Katarina Ilic, co-founder of Voltera, rounded out the evening, with her lessons learned from bootstrapping.

Voltera develops 3D printers for electronics, has won international awards for its V-One product, and has been rated the 23rd highest growing company in Canada. But the journey to get here has been a very long one, Katarina admitted.

After launching, their sales were basically zero. At that point they could allocate all their resources to raising venture in Canada, or they could sustain themselves with six months of runway. They opted for the latter.
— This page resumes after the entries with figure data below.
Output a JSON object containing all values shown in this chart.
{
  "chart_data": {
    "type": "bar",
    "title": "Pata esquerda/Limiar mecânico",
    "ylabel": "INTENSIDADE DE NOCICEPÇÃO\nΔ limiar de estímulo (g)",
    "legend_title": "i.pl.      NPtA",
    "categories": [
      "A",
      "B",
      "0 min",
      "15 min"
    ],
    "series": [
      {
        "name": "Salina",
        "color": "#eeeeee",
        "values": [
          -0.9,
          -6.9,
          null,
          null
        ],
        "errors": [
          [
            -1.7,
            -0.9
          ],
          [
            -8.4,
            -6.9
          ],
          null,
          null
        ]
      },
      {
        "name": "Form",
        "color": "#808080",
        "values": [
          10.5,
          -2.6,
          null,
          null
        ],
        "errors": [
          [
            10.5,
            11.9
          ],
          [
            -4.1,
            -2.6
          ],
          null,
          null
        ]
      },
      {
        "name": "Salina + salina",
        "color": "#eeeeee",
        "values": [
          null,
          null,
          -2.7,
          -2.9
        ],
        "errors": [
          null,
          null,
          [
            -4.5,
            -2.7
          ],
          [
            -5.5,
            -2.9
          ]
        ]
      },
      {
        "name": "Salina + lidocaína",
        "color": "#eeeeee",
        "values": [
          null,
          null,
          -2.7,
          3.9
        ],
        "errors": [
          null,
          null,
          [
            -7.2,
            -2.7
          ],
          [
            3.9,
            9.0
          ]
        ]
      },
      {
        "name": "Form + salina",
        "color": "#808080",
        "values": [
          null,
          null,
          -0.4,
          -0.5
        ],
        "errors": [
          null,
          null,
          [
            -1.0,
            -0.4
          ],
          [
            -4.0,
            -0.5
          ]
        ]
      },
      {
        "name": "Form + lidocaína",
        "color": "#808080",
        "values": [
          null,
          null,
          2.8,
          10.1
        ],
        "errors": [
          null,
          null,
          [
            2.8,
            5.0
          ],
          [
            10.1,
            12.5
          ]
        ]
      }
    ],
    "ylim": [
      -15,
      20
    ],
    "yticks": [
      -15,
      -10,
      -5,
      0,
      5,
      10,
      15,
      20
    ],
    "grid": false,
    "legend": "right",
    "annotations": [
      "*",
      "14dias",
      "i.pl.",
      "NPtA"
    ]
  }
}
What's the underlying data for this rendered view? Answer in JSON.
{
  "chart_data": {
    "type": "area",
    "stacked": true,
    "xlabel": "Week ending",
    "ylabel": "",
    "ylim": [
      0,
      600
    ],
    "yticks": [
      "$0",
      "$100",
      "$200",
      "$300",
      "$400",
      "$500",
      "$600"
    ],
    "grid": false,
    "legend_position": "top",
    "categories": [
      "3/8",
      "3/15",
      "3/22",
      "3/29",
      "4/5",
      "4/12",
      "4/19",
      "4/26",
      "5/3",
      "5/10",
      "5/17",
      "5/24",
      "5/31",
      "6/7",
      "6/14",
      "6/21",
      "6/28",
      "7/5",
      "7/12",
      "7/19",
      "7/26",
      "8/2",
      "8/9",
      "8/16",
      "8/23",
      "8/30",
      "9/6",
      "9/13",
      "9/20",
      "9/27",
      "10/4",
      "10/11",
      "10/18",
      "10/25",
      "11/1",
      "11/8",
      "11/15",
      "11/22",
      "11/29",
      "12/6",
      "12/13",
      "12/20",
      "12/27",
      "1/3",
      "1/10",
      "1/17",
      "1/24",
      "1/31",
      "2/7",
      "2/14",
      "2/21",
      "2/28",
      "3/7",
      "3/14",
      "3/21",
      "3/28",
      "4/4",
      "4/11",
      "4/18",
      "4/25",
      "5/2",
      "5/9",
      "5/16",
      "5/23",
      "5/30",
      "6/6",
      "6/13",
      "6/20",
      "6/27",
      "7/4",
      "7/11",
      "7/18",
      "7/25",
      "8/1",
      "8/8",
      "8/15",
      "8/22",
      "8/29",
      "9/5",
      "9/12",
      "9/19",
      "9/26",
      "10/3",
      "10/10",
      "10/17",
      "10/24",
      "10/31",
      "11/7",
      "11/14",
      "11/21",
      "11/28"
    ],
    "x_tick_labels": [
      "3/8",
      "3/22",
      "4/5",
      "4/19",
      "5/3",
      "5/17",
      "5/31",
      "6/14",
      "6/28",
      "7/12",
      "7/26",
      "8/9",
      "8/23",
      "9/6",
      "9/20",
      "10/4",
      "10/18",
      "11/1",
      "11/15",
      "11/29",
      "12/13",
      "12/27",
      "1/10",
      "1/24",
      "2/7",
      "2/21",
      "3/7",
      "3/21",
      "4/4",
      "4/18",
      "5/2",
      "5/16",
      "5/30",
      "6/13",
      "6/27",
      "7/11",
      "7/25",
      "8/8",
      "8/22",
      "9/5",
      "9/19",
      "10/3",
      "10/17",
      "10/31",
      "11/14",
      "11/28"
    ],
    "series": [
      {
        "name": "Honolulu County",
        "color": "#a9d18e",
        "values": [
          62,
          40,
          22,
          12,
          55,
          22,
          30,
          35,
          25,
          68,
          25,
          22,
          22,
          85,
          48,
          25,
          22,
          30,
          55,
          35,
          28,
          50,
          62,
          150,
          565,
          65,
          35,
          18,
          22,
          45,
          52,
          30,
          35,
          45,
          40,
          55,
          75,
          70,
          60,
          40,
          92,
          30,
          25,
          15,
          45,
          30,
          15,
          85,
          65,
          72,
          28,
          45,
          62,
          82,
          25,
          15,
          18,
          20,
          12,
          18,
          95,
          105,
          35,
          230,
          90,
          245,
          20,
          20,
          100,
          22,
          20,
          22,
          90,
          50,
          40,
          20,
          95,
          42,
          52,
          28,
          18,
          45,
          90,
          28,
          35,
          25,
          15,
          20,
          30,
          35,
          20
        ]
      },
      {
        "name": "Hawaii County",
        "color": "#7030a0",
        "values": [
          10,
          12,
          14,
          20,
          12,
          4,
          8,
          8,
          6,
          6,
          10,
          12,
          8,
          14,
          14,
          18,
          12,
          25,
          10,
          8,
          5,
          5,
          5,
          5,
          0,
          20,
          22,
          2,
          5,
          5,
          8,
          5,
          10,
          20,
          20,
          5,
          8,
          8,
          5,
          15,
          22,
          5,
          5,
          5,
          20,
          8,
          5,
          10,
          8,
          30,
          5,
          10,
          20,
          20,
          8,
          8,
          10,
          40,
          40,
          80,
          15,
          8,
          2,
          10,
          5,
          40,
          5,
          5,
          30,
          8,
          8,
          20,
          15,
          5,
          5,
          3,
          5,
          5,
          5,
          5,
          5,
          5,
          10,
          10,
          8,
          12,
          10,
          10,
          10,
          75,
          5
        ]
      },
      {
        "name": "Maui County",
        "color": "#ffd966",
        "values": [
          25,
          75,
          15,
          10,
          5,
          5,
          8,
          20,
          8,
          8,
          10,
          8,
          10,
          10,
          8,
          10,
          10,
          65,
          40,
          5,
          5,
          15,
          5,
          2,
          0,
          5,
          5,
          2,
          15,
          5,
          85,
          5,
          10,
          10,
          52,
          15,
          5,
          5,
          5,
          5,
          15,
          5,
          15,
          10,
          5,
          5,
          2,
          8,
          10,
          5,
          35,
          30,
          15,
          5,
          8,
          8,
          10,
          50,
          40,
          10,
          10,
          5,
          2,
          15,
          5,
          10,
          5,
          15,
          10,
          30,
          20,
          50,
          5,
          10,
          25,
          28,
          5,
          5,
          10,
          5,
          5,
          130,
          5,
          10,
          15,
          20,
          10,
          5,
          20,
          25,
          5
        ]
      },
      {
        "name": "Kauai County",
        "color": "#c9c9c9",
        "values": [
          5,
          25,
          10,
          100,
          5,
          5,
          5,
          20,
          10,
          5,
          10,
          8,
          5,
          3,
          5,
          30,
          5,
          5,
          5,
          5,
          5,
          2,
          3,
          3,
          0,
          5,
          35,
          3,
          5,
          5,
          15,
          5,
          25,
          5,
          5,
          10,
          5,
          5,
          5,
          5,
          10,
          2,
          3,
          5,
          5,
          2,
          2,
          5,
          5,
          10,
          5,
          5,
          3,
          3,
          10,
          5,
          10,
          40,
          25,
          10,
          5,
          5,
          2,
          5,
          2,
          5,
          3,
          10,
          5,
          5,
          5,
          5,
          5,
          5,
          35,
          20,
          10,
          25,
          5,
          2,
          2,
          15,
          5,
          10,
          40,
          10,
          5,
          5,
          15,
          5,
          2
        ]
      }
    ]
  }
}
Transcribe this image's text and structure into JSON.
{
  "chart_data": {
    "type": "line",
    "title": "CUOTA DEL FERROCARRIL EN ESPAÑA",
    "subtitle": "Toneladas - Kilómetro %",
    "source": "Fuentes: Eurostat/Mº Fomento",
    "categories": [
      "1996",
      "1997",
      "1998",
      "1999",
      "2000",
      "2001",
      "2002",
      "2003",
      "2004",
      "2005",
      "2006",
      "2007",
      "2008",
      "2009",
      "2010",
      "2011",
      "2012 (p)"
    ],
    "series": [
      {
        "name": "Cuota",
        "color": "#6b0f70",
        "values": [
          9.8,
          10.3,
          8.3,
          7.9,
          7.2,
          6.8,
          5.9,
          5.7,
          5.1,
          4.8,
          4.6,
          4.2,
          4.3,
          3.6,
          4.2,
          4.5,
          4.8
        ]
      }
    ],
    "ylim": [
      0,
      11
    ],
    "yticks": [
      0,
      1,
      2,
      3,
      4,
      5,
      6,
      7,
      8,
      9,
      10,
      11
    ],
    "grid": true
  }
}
By Bootstrapping Her Company, Katarina Learned a Few Things:
  1. Take what you can get. Create a business model then generate revenue very quickly. Identify customers who are easy to access, then use them to identify new markets.
  2. Design with profit in mind. When you become obsessed with optimizing profit — because you’re literally using it to sustain yourself — you get really good at having customers give you money and cutting costs.
  3. Make your customers happy. Develop a feedback loop, find out if customers are happy, find out who your super users are, and design an entire product roadmap for those super users. This is where you’ll find product market fit.
  4. Build a team with grit. You want to know your people will be there for the right reasons.

“It’s easy to get carried away with scale,” Katarina cautioned. “Before scaling the engine, you need to know it is well-oiled and working well.”

The more than 700 attendees left with lots to think about. The next event is June 10th and is sure to once again offer different perspectives, thought-provoking approaches, and insights to spark ideas and motivate some entrepreneurial action.